An obstacle to overcome and life in the Lamai Triangle
It is mid-July here on the vast plains of the northern Serengeti. Thousands upon thousands of migratory wildebeest have reached the endless hills and valleys of green pasture. The conditions are favourable here in the north, still plenty of grass available from the later rains. Life is looking pretty good here, not only for the migratory animals but for predators alike. Lions, leopards and cheetahs fill their bellies with the influx of animals into their realms, for they have been waiting many months for this feast.
The wildebeest gather on the southern banks, a relentless surge as they begin to shift towards river access. One of Nature’s greatest spectacles is about to unfold and the anticipation rises like the dust in the warm air above the backs of thousands of beasts.

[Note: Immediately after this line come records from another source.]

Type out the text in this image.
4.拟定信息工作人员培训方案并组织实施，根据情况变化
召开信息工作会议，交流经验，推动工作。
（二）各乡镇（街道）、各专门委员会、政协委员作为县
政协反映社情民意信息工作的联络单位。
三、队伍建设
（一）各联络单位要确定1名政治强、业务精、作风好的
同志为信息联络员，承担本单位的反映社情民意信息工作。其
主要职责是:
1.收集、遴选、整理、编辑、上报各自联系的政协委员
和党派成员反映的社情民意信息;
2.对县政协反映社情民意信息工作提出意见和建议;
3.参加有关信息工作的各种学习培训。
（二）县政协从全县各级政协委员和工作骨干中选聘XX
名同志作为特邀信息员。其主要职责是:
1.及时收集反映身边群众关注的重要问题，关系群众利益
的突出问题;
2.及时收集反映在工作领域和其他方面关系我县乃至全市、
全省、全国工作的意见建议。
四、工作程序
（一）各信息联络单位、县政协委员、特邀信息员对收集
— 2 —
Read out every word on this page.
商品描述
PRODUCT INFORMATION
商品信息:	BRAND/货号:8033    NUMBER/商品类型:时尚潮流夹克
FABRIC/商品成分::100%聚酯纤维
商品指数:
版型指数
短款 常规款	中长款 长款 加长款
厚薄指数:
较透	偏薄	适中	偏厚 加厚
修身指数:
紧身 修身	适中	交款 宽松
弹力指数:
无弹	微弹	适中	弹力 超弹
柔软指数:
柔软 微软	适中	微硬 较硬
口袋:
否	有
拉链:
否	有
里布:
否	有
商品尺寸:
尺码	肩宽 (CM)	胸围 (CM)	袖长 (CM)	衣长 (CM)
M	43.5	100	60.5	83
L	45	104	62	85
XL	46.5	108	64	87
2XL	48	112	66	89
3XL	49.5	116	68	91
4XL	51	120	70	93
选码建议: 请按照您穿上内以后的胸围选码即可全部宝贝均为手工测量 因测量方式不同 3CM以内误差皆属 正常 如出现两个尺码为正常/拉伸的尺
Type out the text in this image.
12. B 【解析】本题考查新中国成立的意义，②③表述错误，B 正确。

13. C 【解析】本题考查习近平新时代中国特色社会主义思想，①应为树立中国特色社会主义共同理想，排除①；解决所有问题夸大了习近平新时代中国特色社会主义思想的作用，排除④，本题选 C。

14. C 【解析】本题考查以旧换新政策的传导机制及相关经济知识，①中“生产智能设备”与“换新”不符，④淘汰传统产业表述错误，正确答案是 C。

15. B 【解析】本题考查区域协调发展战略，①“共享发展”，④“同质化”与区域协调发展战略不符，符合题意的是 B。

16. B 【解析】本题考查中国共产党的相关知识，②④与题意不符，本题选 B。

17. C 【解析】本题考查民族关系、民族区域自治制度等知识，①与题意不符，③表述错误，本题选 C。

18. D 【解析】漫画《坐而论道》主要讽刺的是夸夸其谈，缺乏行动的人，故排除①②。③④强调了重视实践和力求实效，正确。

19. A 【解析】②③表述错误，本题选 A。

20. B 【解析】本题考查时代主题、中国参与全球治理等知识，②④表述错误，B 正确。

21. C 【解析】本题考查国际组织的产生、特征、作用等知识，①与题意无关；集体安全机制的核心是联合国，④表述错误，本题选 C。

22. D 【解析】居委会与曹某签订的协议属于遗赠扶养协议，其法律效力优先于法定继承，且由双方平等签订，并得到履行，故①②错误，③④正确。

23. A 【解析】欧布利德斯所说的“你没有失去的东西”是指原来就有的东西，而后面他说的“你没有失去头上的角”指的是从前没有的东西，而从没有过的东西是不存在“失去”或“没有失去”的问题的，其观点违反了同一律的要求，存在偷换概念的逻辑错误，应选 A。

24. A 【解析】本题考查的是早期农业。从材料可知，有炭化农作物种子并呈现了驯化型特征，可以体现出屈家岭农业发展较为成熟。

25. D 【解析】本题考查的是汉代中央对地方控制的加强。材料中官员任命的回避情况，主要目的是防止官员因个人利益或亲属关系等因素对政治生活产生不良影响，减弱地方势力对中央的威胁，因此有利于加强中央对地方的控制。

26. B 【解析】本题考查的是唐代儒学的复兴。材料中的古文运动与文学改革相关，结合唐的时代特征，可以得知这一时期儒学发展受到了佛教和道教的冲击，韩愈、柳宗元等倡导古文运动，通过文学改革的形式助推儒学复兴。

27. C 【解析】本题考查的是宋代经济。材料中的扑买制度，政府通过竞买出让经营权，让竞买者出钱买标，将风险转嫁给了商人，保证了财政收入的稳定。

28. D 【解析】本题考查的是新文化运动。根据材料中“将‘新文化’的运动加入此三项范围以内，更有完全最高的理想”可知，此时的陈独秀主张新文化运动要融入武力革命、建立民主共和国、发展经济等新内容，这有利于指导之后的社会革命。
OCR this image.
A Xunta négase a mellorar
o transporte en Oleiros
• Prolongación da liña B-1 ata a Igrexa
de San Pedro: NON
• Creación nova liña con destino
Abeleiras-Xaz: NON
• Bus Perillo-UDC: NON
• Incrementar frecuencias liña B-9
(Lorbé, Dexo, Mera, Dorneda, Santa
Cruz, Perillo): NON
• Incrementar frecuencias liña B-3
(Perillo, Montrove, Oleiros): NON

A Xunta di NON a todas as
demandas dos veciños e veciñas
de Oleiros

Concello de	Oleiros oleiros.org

The dramatic Mara River crossings unfold. The wildebeest parade the banks of the Mara, they wait, building up the courage, the energy and motivation to overcome this monumental obstacle. One courageous beast makes the leap and the rest race after it as they pour down the river banks like ants. They leap into the waters currents, focusing hard on the opposite banks. Suddenly the water ahead erupts with the heads of dragons. The crocodiles have too been waiting many months for the wildebeest to return…
These powerful reptiles take no prisoners and swiftly dispatch wildebeest as they tire upon the water’s current. We witnessed two or three wildebeest taken by the Mara dragons, snapped up in the jaws of this giant reptile. The majority of the animals however made it through unscathed and continue their great migration north to the Mara conservancy in Kenya.
It has been a truly magnificent few days with my guests as we gazed on to this almost mesmerizing display of animal behaviour.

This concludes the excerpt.